Peut-être ai-je rêvé même ma visite au docteur Wagner. La secrétaire m'a fait décliner mon identité, elle a préparé une fiche, m'a fait payer les honoraires. Par chance, j'avais déjà mon billet de retour.

Un cabinet de petite dimension, sans divan. Fenêtres sur la Seine, à gauche l'ombre de la Tour. Le docteur Wagner m'a accueilli avec une affabilité professionnelle – au fond c'est juste, je n'étais plus un de ses éditeurs, j'étais un de ses clients. D'un geste large et calme, il m'a invité à m'asseoir devant lui, de l'autre côté de son bureau, comme un employé du ministère. « Et alors? » C'est ce qu'il a dit, et il a donné une impulsion à son fauteuil pivotant, me tournant le dos. Il restait tête baissée, et il me semblait qu'il tenait les mains jointes. Je n'avais plus qu'à parler.

J'ai parlé, comme une cataracte, j'ai tout sorti, du début à la fin, ce que je pensais il y a deux ans, ce que je pensais l'année dernière, ce que je pensais que Belbo avait pensé, et Diotallevi. Et surtout ce qui est arrivé la nuit de la Saint-Jean.

Wagner ne m'a jamais interrompu, n'a jamais fait signe que oui, ou montré de la désapprobation. Pour ce que j'en sais, il pouvait avoir sombré dans le sommeil. Mais ce doit être sa technique. Et moi je parlais. Thérapie de la parole.

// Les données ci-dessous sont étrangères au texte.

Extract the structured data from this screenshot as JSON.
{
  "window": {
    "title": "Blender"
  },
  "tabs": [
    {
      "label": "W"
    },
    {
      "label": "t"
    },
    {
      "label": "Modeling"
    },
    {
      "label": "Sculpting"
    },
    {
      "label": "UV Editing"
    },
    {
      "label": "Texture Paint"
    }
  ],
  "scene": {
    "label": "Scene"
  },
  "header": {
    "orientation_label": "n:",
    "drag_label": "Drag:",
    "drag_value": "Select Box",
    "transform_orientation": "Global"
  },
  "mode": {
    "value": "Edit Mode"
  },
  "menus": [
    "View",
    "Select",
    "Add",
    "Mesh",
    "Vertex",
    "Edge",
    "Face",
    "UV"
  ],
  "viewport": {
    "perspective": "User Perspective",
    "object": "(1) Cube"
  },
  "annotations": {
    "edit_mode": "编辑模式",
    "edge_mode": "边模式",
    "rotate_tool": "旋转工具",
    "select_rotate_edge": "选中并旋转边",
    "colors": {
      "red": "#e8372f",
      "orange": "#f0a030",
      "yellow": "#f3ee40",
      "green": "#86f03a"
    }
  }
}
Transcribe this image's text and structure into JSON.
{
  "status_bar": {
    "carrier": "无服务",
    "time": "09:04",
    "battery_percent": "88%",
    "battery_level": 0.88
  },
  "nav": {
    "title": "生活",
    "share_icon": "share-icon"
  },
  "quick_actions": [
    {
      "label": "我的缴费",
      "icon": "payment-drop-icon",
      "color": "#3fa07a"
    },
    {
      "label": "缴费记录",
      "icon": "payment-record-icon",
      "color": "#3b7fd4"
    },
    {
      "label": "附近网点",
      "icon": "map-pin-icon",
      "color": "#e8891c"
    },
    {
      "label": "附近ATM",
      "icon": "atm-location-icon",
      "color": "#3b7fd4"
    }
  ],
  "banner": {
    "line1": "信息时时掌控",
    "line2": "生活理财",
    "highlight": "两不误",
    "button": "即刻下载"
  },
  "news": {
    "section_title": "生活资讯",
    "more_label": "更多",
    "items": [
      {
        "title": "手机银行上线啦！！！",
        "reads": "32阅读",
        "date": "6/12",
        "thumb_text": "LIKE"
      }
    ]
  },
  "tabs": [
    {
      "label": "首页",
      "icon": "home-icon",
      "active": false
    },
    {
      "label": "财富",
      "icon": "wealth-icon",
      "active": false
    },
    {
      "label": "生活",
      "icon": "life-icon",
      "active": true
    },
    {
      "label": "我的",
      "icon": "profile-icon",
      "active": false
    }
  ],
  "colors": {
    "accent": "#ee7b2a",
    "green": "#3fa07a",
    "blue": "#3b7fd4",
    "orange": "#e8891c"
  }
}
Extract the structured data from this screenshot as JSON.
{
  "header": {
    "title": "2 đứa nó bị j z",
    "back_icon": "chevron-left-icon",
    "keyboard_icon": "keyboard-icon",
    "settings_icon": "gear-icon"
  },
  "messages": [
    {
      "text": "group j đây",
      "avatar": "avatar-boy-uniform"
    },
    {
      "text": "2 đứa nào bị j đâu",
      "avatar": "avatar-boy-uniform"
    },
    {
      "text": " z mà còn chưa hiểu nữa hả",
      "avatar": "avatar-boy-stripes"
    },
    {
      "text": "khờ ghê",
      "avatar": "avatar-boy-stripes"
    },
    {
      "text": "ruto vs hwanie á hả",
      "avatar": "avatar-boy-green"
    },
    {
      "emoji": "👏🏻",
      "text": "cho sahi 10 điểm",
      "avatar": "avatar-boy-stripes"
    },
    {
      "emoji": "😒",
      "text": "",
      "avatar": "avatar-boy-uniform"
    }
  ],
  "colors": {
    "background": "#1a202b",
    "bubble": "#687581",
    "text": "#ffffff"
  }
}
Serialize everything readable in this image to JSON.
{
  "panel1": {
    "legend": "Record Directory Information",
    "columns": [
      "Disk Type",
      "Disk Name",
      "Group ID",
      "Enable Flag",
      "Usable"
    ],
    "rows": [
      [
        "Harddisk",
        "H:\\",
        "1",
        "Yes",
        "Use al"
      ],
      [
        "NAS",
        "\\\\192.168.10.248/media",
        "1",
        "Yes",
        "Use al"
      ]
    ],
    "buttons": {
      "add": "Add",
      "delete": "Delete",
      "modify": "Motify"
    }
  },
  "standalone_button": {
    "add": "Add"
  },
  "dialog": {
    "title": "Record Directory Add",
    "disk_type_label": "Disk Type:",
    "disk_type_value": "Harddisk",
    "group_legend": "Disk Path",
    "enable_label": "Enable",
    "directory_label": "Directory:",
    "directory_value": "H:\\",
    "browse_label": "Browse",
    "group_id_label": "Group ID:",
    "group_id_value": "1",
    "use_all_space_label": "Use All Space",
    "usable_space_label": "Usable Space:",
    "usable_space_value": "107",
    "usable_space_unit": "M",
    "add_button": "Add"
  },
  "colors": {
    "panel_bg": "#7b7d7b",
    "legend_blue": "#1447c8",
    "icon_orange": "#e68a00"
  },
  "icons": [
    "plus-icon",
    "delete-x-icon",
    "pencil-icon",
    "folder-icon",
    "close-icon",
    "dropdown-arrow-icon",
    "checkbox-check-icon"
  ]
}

Puis j'ai attendu, en fait de parole, la sienne, qui me sauvât.

Wagner s'est levé, très lentement. Sans se retourner vers moi, il a fait le tour de son bureau et il s'est dirigé vers la fenêtre. Maintenant, il regardait par les vitres, les mains croisées dans son dos, absorbé dans ses pensées.

En silence, pendant environ dix, quinze minutes.

Ensuite, toujours le dos tourné vers moi, d'une voix incolore, paisible, rassurante: « Monsieur, vous êtes fou. »

Lui il est resté immobile, moi de même. Après cinq autres minutes, j'ai compris qu'il ne continuerait plus. Fin de la séance.

Je suis sorti sans saluer. La secrétaire m'a fait un large sourire, et je me suis retrouvé dans l'avenue Élisée-Reclus.

Il était onze heures. J'ai rassemblé mes affaires à l'hôtel et je me suis précipité à l'aéroport, confiant dans ma bonne étoile. J'ai dû attendre deux heures, et, en attendant, j'ai appelé à Milan les éditions Garamond, en PCV parce que je n'avais plus un sou. Gudrun a répondu, elle paraissait plus hébétée que d'habitude, j'ai dû lui crier trois fois qu'elle dit si, oui, yes, qu'elle acceptait l'appel.

Elle pleurait: Diotallevi est mort samedi soir à minuit.

« Et aucun, aucun de ses amis à l'enterrement, ce matin, quelle honte! Pas même monsieur Garamond, qui, d'après ce qu'on dit, est en voyage à l'étranger. Moi, Grazia, Luciano, et un monsieur tout noir, la barbe, les favoris à frisottis et un grand chapeau, il avait l'air d'un croque-mort. Dieu seul sait d'où il venait. Mais où étiez-vous, Casaubon? Et où est Belbo ? Qu'est-ce qui se passe ? »

J'ai murmuré des explications confuses et j'ai raccroché. On m'a appelé, et je suis monté dans l'avion.